Le destin de Carlos Ical Calel et de sa famille le touche profondément. Non seulement parce qu’ils ont enduré tant de souffrances, mais aussi parce que les moyens pour les aider sont limités. Parmi les milliers de personnes renvoyées chaque année au Guatemala depuis les Etats-Unis et le Mexique, seule une minorité, particulièrement vulnérable, peut être soutenue par la Croix-Rouge.
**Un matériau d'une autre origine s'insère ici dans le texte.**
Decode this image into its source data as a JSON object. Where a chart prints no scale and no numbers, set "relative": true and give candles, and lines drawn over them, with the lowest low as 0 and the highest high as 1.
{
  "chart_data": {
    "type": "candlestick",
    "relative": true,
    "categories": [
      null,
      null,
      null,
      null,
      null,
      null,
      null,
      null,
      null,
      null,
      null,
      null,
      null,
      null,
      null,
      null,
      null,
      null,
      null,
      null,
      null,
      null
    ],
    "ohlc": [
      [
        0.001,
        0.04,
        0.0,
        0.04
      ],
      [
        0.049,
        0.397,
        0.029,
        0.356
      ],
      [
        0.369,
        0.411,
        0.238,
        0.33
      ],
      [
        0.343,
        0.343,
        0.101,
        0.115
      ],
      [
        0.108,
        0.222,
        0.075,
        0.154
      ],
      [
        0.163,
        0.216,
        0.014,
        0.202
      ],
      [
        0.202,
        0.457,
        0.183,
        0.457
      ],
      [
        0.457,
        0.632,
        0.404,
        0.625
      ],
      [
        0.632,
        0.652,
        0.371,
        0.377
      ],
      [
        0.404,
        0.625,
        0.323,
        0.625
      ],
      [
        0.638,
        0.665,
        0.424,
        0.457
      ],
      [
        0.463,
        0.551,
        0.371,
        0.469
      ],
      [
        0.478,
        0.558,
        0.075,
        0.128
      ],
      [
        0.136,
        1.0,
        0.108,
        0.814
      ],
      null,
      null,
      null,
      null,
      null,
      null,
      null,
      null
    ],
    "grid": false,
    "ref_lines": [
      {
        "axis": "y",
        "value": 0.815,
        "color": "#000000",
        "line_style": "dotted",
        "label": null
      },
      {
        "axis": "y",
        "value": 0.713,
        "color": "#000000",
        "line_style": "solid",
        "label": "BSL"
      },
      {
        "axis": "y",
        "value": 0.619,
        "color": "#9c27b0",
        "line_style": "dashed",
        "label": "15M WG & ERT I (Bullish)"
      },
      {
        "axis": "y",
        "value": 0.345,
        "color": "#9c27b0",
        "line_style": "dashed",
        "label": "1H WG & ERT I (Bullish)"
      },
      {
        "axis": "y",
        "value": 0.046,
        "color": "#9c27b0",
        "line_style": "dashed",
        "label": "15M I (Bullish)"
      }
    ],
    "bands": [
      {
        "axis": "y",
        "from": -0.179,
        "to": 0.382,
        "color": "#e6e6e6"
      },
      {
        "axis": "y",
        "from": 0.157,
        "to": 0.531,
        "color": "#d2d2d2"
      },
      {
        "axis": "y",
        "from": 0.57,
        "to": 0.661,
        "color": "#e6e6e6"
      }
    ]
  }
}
Chercher des solutions avec des moyens limités
Le conseil national pour les immigrants a référé le tragique cas de Carlos Ical Calel à la Croix-Rouge guatémaltèque, qui l’a inclus dans son projet d’amélioration des moyens de subsistance. La Croix-Rouge a identifié avec le couple les domaines qui leur permettraient d’avoir un revenu décent. «Nous avons d’abord pensé que les poules seraient une bonne source de revenu. Mais nous devons envisager d’autres solutions. L’élevage est difficile et le rendement ne suffit pas à nourrir la famille», précise Kanek Zapeta. Carlos Ical Calel aimerait travailler comme indépendant. La Croix-Rouge lui a permis de faire une certification en espagnol. Il ne maîtrise que partiellement la langue officielle du pays, pourtant indispensable pour ouvrir sa propre entreprise. Actuellement son travail de journalier ne lui rapporte que 50 quetzales par jour, environ 5 francs. Insuffisant pour subvenir aux besoins de sa famille. Mais Carlos n’abandonne pas. Il va tout faire pour donner une vie meilleure à ses enfants. Jusqu’à ce que sa femme et ses filles puissent avoir une solide maison en pierre, avec chaque jour assez pour vivre.
En Suisse, il y a tellement de choses qui relèvent de l’évidence, alors qu’au Guatemala, avoir à manger dans son assiette est un luxe.
Manuela Frey, top modèle et ambassadrice de la Croix-Rouge suisse
BON À SAVOIR
Aide d’urgence pour les personnes migrantes
Les 21 sections de la Croix-Rouge guatémaltèque apportent une aide humanitaire aux personnes rapatriées et aux personnes migrantes qui traversent le Guatemala. Elles fournissent par exemple des soins médicaux, de l’eau potable, des articles d’hygiène, des couvertures et un soutien aux personnes souffrant d’addictions ou d’autres troubles psychiques ainsi qu’à leurs proches. La CRG collabore avec le Comité international de la Croix-Rouge (CICR), le Haut Commissariat des Nations Unies pour les réfugiés (HCR) et l’organisation internationale pour les migrations (OIM), qui financent des projets spécifiques. La Croix-Rouge suisse (CRS) dispense un soutien technique et financier à sa Société sœur guatémaltèque. Elle l’accompagne notamment dans l’élaboration de sa stratégie de réponse aux catastrophes, en mettant l’accent sur les enjeux liés à la migration.